But what if I don't believe that there's some cosmic helpdesk waiting to queue the requests of the faithful? It would be nice if I could believe such a thing. It certainly gives us humans the feeling we can do something in situations in which we are otherwise helpless. Nonetheless, I told them I would. I knew saying that would make my mom feel better, and the last thing my mom needs to worry about right now is her son being an avowed heretic.

We had a bit of a foray into that subject over the holidays when my dad asked me (again) if I were Catholic. I stopped going to church the moment I was out on my own, and excommunicated myself shortly thereafter. I've told them this, but I think parents hear and remember what they want (as I always did to them, so seems fair). After I answered my dad that past Christmas, my mom followed up by asking if I still believed in God. I told her I believed there was an energy that unifies us, and we could call that "God." But, I added, that I thought the whole "Jesus being spawn of deitic seed thing" was downright silly.

But all this does make me wonder about spirituality — a subject that has been on my mind for a little while now. My fraternity taught that a person should be balanced physically, mentally, and spiritually. What if there's some truth to this?

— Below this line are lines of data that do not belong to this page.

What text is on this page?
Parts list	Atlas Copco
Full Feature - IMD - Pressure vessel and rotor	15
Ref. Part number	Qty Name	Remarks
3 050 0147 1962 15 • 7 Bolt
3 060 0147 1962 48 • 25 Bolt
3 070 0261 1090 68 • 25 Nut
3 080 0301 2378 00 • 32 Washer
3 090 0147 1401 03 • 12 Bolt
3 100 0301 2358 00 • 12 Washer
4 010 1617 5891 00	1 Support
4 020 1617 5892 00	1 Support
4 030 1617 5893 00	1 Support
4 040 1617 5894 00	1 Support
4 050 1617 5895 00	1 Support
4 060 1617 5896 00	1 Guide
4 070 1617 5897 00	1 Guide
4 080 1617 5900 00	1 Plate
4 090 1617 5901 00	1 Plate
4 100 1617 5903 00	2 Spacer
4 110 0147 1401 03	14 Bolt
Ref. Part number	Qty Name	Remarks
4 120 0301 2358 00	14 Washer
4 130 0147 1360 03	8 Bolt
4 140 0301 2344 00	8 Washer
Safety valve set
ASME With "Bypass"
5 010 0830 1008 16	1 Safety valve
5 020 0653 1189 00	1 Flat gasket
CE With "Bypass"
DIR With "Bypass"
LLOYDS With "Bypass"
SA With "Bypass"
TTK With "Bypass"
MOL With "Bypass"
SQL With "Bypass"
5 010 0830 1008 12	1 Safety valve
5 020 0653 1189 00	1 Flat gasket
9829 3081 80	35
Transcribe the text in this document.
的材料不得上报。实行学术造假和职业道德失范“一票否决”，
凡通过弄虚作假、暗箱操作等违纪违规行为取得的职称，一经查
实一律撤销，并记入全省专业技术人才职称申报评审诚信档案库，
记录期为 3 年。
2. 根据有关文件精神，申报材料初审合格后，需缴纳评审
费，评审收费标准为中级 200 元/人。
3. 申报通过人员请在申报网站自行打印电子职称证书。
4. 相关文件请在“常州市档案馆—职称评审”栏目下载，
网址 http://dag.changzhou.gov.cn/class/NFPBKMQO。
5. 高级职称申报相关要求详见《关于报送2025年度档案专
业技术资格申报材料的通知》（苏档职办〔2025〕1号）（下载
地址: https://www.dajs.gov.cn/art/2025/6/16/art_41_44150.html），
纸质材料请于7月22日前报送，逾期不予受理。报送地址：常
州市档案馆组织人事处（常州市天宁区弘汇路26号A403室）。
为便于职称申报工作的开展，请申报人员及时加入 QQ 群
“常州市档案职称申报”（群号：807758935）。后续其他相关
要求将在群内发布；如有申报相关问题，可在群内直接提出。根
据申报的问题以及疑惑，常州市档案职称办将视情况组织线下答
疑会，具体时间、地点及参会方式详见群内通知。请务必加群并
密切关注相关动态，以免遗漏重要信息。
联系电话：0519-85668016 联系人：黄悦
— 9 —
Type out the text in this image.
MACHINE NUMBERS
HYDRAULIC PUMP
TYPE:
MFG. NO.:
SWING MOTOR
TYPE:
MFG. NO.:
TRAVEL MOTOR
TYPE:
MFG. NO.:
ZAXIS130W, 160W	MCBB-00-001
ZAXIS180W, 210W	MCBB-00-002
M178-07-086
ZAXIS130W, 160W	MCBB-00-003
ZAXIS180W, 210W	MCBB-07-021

Truth is, Catholicism is largely to blame for my seething disdain for religion in general. Some will say I'm exaggerating when I say this (but I'm serious). I think raising kids in the Catholic religion is tantamount to child abuse. It's a horrible, unbending, mean-spirited, and spiteful religion that discourages free thought and encourages blind adherence to its dogma. Well, that's not totally fair. You are free to think what you like, as long as you don't mind spending Eternity burning in the fires of Hell. Of course, the idea of there being such a place with a pointy-tailed devil is ridiculous, but to an impressionable child, it can be a bit frightening. Despite my quite vocal challenges to my Catechism teachers indoctrinators, they managed to assimilate some of their guilt into me. So this, the rhetoric spewed forth in the news by groups like the American Family Association, bin Laden, and their ilk constitute my experience with religion.

But what if I threw the baby out with the bath water?

I've been of the belief that I don't need any organized religion, and I still believe that. But I wonder if Sue wasn't right when she told me she felt I could stand to see a different side of religion. She grew up in the Reform Judaism faith and feels my view of spirituality has been tainted by the rigid dogma of the Catholic Church and similar believing religions.

I don't know. I guess that even if religion is indeed just the opiate of the masses, that doesn't necessarily exclude the idea that there might be something good to be found there that's just been perverted by some. Regardless, I might be a little more open minded to religion if I saw something good come of it.

But of course none of this answers the question: If I don't pray, what can I do besides wait?